Furthermore, some people might attempt to use personal importation or importation services to purchase and take medications to change the timing of their periods. These activities do carry some danger. Please refrain from buying or using medication on your own.
For people who "want to shift their period!" or "have a menstrual cycle of 40 days or more"
Many people may be concerned about their menstrual cycle and period, expressing worries like "My period lasts more than 8 days" or "My menstrual cycle is longer than 40 days." Many variables can easily affect the menstrual period, and it is unavoidable that the cycle will vary and not be continuous. Nonetheless, do not hesitate to seek medical advice from a facility if you see any anomalies. Talk to a professional.
FAQ(Frequently asked questions) about the menstrual cycle
Menstrual cycles become shorter during menopause, is that true?
It varies greatly from person to person, so it cannot be generalised.

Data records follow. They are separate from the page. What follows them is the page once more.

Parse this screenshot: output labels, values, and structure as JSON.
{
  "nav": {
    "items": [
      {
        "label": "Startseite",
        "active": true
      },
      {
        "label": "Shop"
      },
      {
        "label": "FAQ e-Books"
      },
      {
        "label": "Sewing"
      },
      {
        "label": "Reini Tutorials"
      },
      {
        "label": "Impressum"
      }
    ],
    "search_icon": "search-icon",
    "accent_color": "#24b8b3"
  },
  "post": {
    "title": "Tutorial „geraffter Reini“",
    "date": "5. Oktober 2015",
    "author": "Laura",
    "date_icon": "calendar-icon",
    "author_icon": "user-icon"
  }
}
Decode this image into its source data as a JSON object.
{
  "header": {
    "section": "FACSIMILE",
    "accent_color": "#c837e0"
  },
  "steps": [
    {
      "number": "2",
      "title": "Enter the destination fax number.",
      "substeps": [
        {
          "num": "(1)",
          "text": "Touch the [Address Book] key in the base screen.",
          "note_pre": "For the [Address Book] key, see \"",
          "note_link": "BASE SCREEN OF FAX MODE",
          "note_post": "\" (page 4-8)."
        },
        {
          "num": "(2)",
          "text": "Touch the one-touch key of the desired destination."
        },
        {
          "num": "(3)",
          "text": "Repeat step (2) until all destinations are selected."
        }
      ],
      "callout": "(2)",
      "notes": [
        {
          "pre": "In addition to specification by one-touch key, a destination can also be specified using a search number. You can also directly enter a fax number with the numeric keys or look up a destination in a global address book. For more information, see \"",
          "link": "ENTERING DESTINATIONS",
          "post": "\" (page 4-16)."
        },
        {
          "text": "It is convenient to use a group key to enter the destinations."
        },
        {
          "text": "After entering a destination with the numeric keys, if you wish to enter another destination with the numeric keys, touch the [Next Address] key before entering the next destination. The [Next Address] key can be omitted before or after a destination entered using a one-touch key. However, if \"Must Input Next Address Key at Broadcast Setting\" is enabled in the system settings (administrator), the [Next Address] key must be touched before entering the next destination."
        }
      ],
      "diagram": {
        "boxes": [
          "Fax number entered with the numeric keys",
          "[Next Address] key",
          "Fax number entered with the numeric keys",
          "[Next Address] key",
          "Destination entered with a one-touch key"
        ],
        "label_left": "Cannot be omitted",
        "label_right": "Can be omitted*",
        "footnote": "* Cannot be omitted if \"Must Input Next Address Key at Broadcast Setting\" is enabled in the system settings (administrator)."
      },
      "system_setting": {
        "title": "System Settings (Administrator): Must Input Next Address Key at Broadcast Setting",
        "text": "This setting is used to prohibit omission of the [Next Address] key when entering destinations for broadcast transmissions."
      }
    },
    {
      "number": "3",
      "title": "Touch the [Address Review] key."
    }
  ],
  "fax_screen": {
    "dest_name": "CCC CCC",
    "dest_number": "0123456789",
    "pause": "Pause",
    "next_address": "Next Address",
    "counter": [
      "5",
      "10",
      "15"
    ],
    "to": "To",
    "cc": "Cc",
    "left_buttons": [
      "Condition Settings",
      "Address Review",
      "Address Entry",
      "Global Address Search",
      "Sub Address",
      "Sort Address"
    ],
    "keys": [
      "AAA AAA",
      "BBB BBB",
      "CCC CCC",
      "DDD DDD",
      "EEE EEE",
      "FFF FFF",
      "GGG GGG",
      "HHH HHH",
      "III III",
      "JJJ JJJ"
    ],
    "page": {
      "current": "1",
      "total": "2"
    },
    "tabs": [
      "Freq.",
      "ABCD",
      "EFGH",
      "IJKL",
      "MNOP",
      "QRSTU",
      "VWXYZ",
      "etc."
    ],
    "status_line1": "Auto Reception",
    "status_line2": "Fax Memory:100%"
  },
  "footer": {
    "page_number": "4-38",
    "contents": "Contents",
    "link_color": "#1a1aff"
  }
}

However, during menopause, menstrual cycles tend to become irregular, becoming shorter, longer, or even missing for several months. Menstruation is more likely to occur during this time, including irregular bleeding, irregular menstruation, too little menstruation, and excessive menstruation. Furthermore, the risk of developing uterine cancer is highest during perimenopause.
It's been 3 months since my menstrual cycles became 40 days apart. Should I see a doctor?

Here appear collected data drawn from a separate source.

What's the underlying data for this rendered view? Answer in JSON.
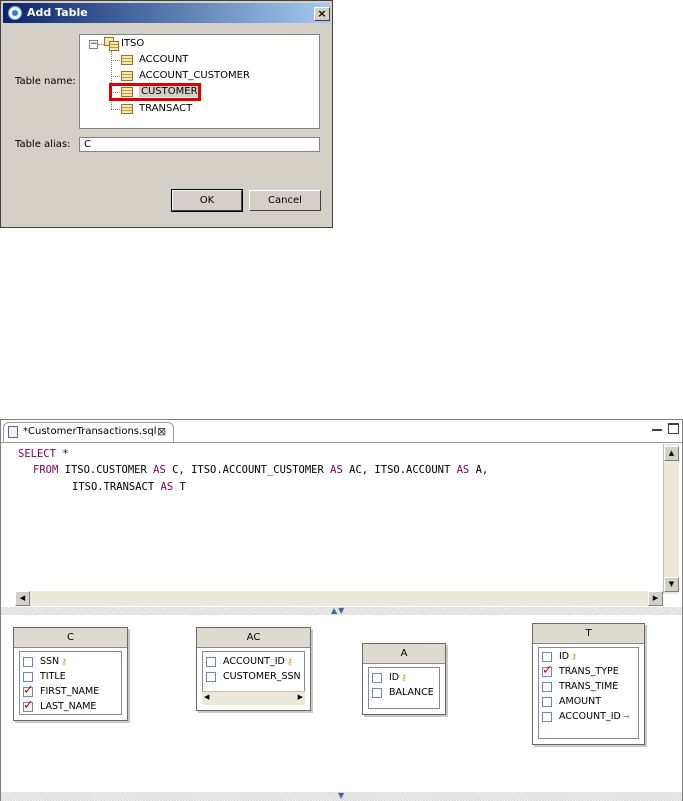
{
  "dialog": {
    "title": "Add Table",
    "close_label": "×",
    "table_name_label": "Table name:",
    "tree": {
      "expander": "−",
      "root": "ITSO",
      "items": [
        "ACCOUNT",
        "ACCOUNT_CUSTOMER",
        "CUSTOMER",
        "TRANSACT"
      ],
      "selected": "CUSTOMER"
    },
    "table_alias_label": "Table alias:",
    "table_alias_value": "C",
    "ok_label": "OK",
    "cancel_label": "Cancel"
  },
  "editor": {
    "tab_title": "*CustomerTransactions.sql",
    "tab_close": "⊠",
    "sql": {
      "line1_kw": "SELECT",
      "line1_rest": " *",
      "line2_kw": "FROM",
      "line2_a": " ITSO.CUSTOMER ",
      "line2_as1": "AS",
      "line2_b": " C, ITSO.ACCOUNT_CUSTOMER ",
      "line2_as2": "AS",
      "line2_c": " AC, ITSO.ACCOUNT ",
      "line2_as3": "AS",
      "line2_d": " A,",
      "line3_a": "ITSO.TRANSACT ",
      "line3_as": "AS",
      "line3_b": " T"
    },
    "scroll_up": "▲",
    "scroll_down": "▼",
    "scroll_left": "◀",
    "scroll_right": "▶",
    "split_arrows": "▲▼",
    "bottom_arrow": "▼",
    "tables": {
      "c": {
        "name": "C",
        "columns": [
          {
            "name": "SSN",
            "checked": false,
            "icon": "key-icon"
          },
          {
            "name": "TITLE",
            "checked": false
          },
          {
            "name": "FIRST_NAME",
            "checked": true
          },
          {
            "name": "LAST_NAME",
            "checked": true
          }
        ]
      },
      "ac": {
        "name": "AC",
        "columns": [
          {
            "name": "ACCOUNT_ID",
            "checked": false,
            "icon": "key-icon"
          },
          {
            "name": "CUSTOMER_SSN",
            "checked": false,
            "icon": "key-icon"
          }
        ]
      },
      "a": {
        "name": "A",
        "columns": [
          {
            "name": "ID",
            "checked": false,
            "icon": "key-icon"
          },
          {
            "name": "BALANCE",
            "checked": false
          }
        ]
      },
      "t": {
        "name": "T",
        "columns": [
          {
            "name": "ID",
            "checked": false,
            "icon": "key-icon"
          },
          {
            "name": "TRANS_TYPE",
            "checked": true
          },
          {
            "name": "TRANS_TIME",
            "checked": false
          },
          {
            "name": "AMOUNT",
            "checked": false
          },
          {
            "name": "ACCOUNT_ID",
            "checked": false,
            "icon": "foreign-key-icon"
          }
        ]
      }
    }
  }
}
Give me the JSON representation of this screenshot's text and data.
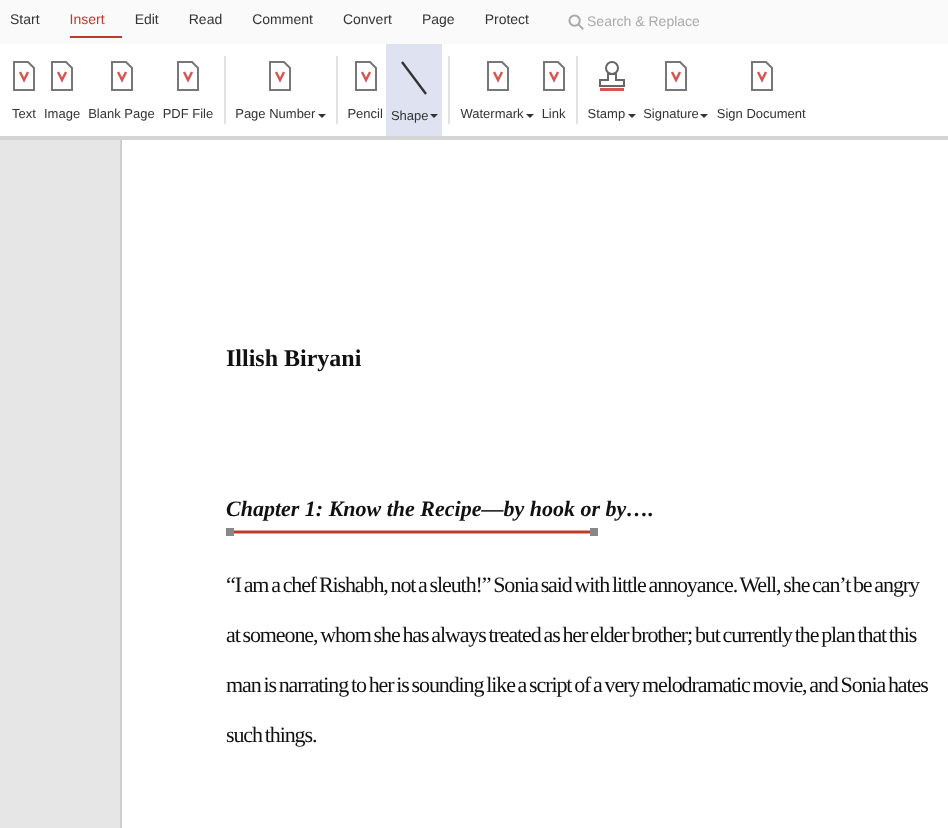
{
  "menu_tabs": [
    {
      "label": "Start",
      "selected": false
    },
    {
      "label": "Insert",
      "selected": true
    },
    {
      "label": "Edit",
      "selected": false
    },
    {
      "label": "Read",
      "selected": false
    },
    {
      "label": "Comment",
      "selected": false
    },
    {
      "label": "Convert",
      "selected": false
    },
    {
      "label": "Page",
      "selected": false
    },
    {
      "label": "Protect",
      "selected": false
    }
  ],
  "search": {
    "placeholder": "Search & Replace"
  },
  "toolbar": [
    {
      "label": "Text",
      "kind": "doc",
      "dropdown": false,
      "selected": false,
      "separator_before": false
    },
    {
      "label": "Image",
      "kind": "doc",
      "dropdown": false,
      "selected": false,
      "separator_before": false
    },
    {
      "label": "Blank Page",
      "kind": "doc",
      "dropdown": false,
      "selected": false,
      "separator_before": false
    },
    {
      "label": "PDF File",
      "kind": "doc",
      "dropdown": false,
      "selected": false,
      "separator_before": false
    },
    {
      "label": "Page Number",
      "kind": "doc",
      "dropdown": true,
      "selected": false,
      "separator_before": true
    },
    {
      "label": "Pencil",
      "kind": "doc",
      "dropdown": false,
      "selected": false,
      "separator_before": true
    },
    {
      "label": "Shape",
      "kind": "line",
      "dropdown": true,
      "selected": true,
      "separator_before": false
    },
    {
      "label": "Watermark",
      "kind": "doc",
      "dropdown": true,
      "selected": false,
      "separator_before": true
    },
    {
      "label": "Link",
      "kind": "doc",
      "dropdown": false,
      "selected": false,
      "separator_before": false
    },
    {
      "label": "Stamp",
      "kind": "stamp",
      "dropdown": true,
      "selected": false,
      "separator_before": true
    },
    {
      "label": "Signature",
      "kind": "doc",
      "dropdown": true,
      "selected": false,
      "separator_before": false
    },
    {
      "label": "Sign Document",
      "kind": "doc",
      "dropdown": false,
      "selected": false,
      "separator_before": false
    }
  ],
  "document": {
    "title": "Illish Biryani",
    "chapter": "Chapter 1: Know the Recipe—by hook or by….",
    "paragraph": "“I am a chef Rishabh, not a sleuth!” Sonia said with little annoyance. Well, she can’t be angry at someone, whom she has always treated as her elder brother; but currently the plan that this man is narrating to her is sounding like a script of a very melodramatic movie, and Sonia hates such things."
  }
}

Yes, An oligomenstrual period lasts for 40 days during the menstrual cycle. You should evaluate your ovarian status and hormonal balance if you have had three consecutive menstrual cycles, but if your cycle lasts for 40 days once or twice a year, you should track your progress. We also advise determining whether ovulation is taking place as it should. You can have trouble getting pregnant in the future if you don't recognize your medical state and leave it alone. Kindly make an appointment to a professional
If I want to postpone my period, how many days in advance should I go to the doctor?
- The guideline for seeing a doctor will vary depending on whether you want to move your period forward earlier or later. If you want to postpone your period, see your doctor at least five days (or seven days) beforehand. If you want an earlier period: Consult a physician before the period you wish to postpone, ideally on the first day of your menstrual cycle, during this time.
I don't know how to count menstrual cycles. How should I count?
Learning to count your menstrual periods is a simple process. First, the first day (day 1) of your period is when your menstrual cycle begins to count. If your menstrual cycle is 28 days, for instance, the first day of your cycle would be January 10th if your period begins on that day. Ovulation will take place on the 14th day of your cycle, which falls around January 23rd. The 28th day falls on February 6th. On February 7th, the day after, you will receive your period and it will be the start of your new menstrual cycle.
My menstrual cycle is different. Should I go to the hospital?
Yes. When menstrual cycles are not stable and irregular, it is called "irregular menstruation," and it often occurs during adolescence, menopause, postpartum, and breastfeeding. If you do not fall into these periods and your menstrual cycle is irregular, you need to check in detail to see if there is any abnormality or hidden illness.